PyConMY 2025

PyConMY 2025

Brewing Better Reports - RedCoffee and SonarQube in Python
2025-11-02 , Hall 1

SonarQube ( https://www.sonarsource.com/products/sonarqube/ ) is one of the most popular tools for static code analysis, widely used to track code quality, vulnerabilities, bugs, maintainability, duplication, and test coverage. It integrates seamlessly with CI/CD pipelines and often becomes the single source of truth for code health in engineering teams.

While large enterprises may opt for SonarQube’s paid editions, many smaller startups, independent developers, and even internal teams rely on the free Community Edition. A key limitation there is the lack of PDF reporting. Earlier plugins existed but are now unmaintained, leaving no reliable way to generate portable reports.

This gap becomes more visible in practice:

Non-engineering stakeholders (managers, auditors, clients) struggle with the dashboard format.

Engineering teams often need portable PDFs for compliance, audits, and easy sharing.

Docker-based or local SonarQube setups make reports even harder to share beyond the developer’s machine.

In large organizations, SonarQube dashboards may be hidden behind network or access restrictions, blocking visibility for those who need it most.

This is where RedCoffee comes in.

RedCoffee is an open-source Python CLI that connects to SonarQube APIs, extracts key metrics, and brews them into actionable PDF reports. It bridges the gap between powerful static analysis and real-world usability, making SonarQube insights portable, shareable, and automation-friendly.


RedCoffee ( https://anubhav9.github.io/RedCoffee/ )is a Python-based CLI tool that helps developers generate and share PDF reports from SonarQube Community Edition.

The idea came out of a personal frustration in 2023. While working on an open-source project with friends, SonarQube CE was the perfect fit for code analysis. I ran it locally in Docker on my machine and used it to track code quality. But when I tried to share the results with my teammates, I hit a wall. CE doesn’t provide an option to export reports, which meant the only way was taking screenshots and sending them across. Not only was this clunky, but it also turned into long calls where I had to walk them through what the screenshots meant.

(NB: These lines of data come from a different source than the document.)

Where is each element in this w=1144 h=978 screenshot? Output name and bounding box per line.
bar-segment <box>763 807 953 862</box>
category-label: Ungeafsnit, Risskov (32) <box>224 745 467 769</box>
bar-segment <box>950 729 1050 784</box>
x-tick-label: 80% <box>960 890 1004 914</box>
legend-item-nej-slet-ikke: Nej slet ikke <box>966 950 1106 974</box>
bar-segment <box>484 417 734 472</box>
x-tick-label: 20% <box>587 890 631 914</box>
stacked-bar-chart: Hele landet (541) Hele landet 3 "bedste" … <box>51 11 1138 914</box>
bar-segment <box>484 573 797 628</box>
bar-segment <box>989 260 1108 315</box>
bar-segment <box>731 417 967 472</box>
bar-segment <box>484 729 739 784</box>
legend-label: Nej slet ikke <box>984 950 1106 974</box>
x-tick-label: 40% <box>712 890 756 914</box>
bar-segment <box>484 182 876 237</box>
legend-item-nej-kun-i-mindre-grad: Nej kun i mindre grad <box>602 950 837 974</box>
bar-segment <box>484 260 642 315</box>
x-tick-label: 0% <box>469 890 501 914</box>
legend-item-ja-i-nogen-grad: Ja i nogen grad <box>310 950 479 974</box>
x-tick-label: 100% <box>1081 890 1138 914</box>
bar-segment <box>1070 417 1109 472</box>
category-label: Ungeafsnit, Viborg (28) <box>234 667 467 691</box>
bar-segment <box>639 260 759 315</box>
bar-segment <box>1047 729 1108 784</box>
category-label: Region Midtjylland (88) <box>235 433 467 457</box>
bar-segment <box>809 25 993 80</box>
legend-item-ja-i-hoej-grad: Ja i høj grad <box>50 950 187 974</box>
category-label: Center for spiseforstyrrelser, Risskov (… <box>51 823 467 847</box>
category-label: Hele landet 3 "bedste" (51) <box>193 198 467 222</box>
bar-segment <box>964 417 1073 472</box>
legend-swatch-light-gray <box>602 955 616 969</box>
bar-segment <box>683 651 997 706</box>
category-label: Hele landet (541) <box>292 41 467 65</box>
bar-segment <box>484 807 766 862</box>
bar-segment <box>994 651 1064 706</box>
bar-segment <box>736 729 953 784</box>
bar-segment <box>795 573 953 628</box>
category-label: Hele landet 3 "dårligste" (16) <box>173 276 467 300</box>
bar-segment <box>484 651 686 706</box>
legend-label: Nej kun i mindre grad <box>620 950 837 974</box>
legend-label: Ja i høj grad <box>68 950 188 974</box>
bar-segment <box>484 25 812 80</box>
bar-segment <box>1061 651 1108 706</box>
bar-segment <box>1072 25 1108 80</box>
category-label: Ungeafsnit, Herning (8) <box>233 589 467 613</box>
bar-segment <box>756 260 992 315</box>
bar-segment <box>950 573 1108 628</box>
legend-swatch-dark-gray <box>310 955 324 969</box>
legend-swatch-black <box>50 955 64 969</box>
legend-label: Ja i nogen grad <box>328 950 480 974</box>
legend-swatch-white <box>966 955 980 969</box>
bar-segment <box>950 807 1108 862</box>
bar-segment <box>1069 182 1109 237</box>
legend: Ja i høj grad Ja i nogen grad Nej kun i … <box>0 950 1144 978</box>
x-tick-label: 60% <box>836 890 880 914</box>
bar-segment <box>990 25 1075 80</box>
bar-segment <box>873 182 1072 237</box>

That experience led to RedCoffee. On the surface, it’s a simple tool - but it solves this exact problem cleanly.

How it’s built:

i) Core logic is plain Python, using the requests library to integrate with the SonarQube API.
ii) The CLI is built with Click for a smooth developer experience.
iii) Report generation (including charts/visuals) uses ReportLab.
iv) ASCII art banners are rendered with PyFiglet and colored with Colorma, giving it a fun personality.
v) It also integrates with Sentry, which lets me track usage and error logs — providing real feedback on how people are using the tool.

As of now, RedCoffee has been downloaded over 36,000 times, with around 130–150 weekly requests being made on the tool.

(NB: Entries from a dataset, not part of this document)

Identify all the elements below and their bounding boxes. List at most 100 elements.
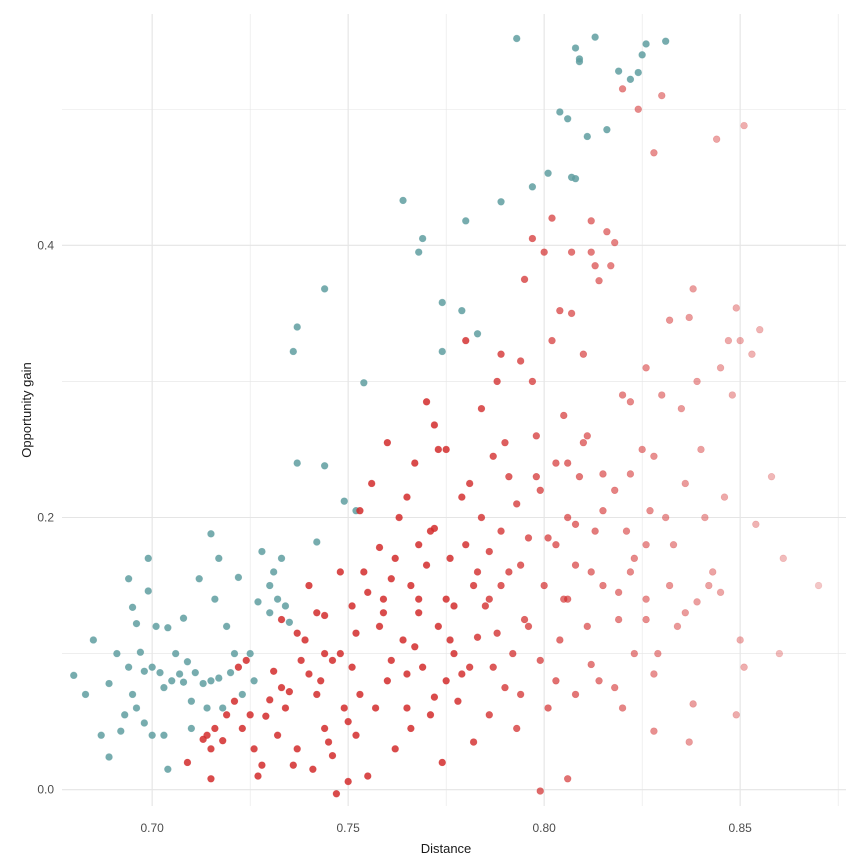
red-point bbox=[516, 357, 525, 365]
red-point bbox=[614, 615, 623, 624]
teal-point bbox=[563, 115, 572, 123]
red-point bbox=[587, 660, 595, 669]
red-point bbox=[446, 554, 454, 563]
teal-point bbox=[418, 234, 427, 243]
red-point bbox=[313, 690, 321, 699]
red-point bbox=[485, 711, 493, 719]
teal-point bbox=[497, 198, 505, 206]
red-point bbox=[297, 656, 305, 665]
red-point bbox=[650, 452, 658, 460]
grid-major bbox=[62, 14, 846, 806]
red-point bbox=[583, 432, 591, 440]
teal-point bbox=[415, 248, 423, 256]
teal-point bbox=[583, 132, 591, 141]
teal-point bbox=[219, 704, 227, 712]
red-point bbox=[513, 724, 521, 733]
red-point bbox=[383, 438, 392, 447]
red-point bbox=[618, 391, 627, 399]
red-point bbox=[520, 275, 529, 284]
red-point bbox=[426, 527, 435, 535]
red-point bbox=[254, 772, 262, 780]
red-point bbox=[599, 581, 607, 590]
teal-point bbox=[250, 677, 258, 685]
red-point bbox=[250, 745, 258, 753]
red-point bbox=[289, 761, 297, 769]
red-point bbox=[814, 581, 823, 590]
red-point bbox=[258, 761, 266, 769]
red-point bbox=[356, 507, 364, 515]
teal-point bbox=[320, 462, 329, 470]
red-point bbox=[658, 91, 666, 100]
red-point bbox=[465, 663, 474, 671]
red-point bbox=[320, 724, 329, 733]
teal-point bbox=[203, 704, 211, 712]
red-point bbox=[775, 649, 784, 658]
teal-point bbox=[293, 323, 301, 331]
red-point bbox=[756, 326, 764, 334]
red-point bbox=[426, 711, 435, 719]
red-point bbox=[528, 377, 537, 386]
red-point bbox=[536, 787, 544, 795]
red-point bbox=[548, 214, 556, 222]
red-point bbox=[485, 547, 493, 556]
red-point bbox=[716, 588, 725, 597]
red-point bbox=[305, 581, 313, 590]
red-point bbox=[567, 309, 576, 318]
red-point bbox=[563, 775, 572, 783]
teal-point bbox=[556, 108, 564, 116]
red-point bbox=[375, 622, 384, 631]
red-point bbox=[454, 697, 462, 705]
red-point bbox=[399, 636, 407, 644]
teal-point bbox=[144, 587, 152, 595]
red-point bbox=[591, 527, 599, 535]
red-point bbox=[513, 500, 521, 508]
red-point bbox=[422, 398, 431, 406]
red-point bbox=[540, 581, 548, 590]
teal-point bbox=[128, 603, 137, 612]
red-point bbox=[532, 432, 541, 440]
red-point bbox=[618, 85, 627, 93]
red-point bbox=[642, 595, 650, 603]
red-point bbox=[587, 217, 595, 225]
teal-point bbox=[136, 648, 145, 656]
teal-point bbox=[148, 731, 156, 739]
red-point bbox=[661, 513, 670, 522]
red-point bbox=[642, 364, 650, 372]
teal-point bbox=[105, 753, 113, 761]
red-point bbox=[411, 459, 419, 467]
red-point bbox=[571, 520, 580, 529]
red-point bbox=[579, 438, 588, 447]
red-point bbox=[681, 609, 689, 617]
teal-point bbox=[160, 731, 168, 739]
red-point bbox=[560, 595, 568, 603]
red-point bbox=[360, 568, 368, 576]
red-point bbox=[575, 472, 584, 481]
red-point bbox=[716, 364, 725, 372]
teal-point bbox=[164, 765, 172, 773]
teal-point bbox=[277, 554, 286, 563]
red-point bbox=[403, 670, 411, 678]
teal-point bbox=[246, 649, 254, 658]
red-point bbox=[348, 663, 356, 671]
teal-point bbox=[124, 575, 133, 583]
red-point bbox=[407, 581, 415, 590]
teal-point bbox=[528, 183, 537, 191]
red-point bbox=[779, 554, 787, 563]
teal-point bbox=[626, 75, 635, 84]
red-point bbox=[536, 486, 544, 494]
red-point bbox=[552, 459, 560, 467]
teal-point bbox=[638, 51, 646, 59]
data-points bbox=[70, 33, 823, 798]
red-point bbox=[626, 470, 635, 478]
red-point bbox=[364, 588, 372, 597]
red-point bbox=[364, 772, 372, 780]
red-point bbox=[266, 696, 274, 704]
teal-point bbox=[320, 285, 329, 293]
red-point bbox=[595, 277, 603, 285]
red-point bbox=[262, 712, 270, 720]
teal-point bbox=[187, 724, 196, 733]
red-point bbox=[607, 262, 615, 270]
red-point bbox=[685, 313, 693, 322]
red-point bbox=[469, 738, 478, 746]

Here are some of the useful links for reference:

RedCoffee Github Repository : https://github.com/Anubhav9/RedCoffee
RedCoffee on PyPi : https://pypi.org/project/redcoffee/
[ Not maintained ] : RedCoffee for Github Actions - https://github.com/Anubhav9/RedCoffee-for-Github-Actions

Anubhav is a Senior Software Engineer at National Australia Bank, where he focuses on system test automation, backend tooling, and developer productivity across large-scale microservices.

Previously, he worked at Swiggy, one of India’s leading tech startups, where he contributed to improving automation frameworks and scaling quality practices in a high-growth environment. Before that, he began his career at STMicroelectronics, gaining hands-on experience with low-level engineering and large enterprise systems.

Outside of work, Anubhav is an active open-source contributor and the creator of RedCoffee, a Python CLI for generating SonarQube reports that has been downloaded over 36,000 times worldwide. He enjoys building tools that bridge gaps between developer workflows and real-world usability, with interests spanning Python, Docker, cloud-native ecosystems, and test automation.

When he’s not writing code, Anubhav enjoys traveling (especially to Japan), exploring local cultures, and tinkering with creative side projects that merge technology with everyday life.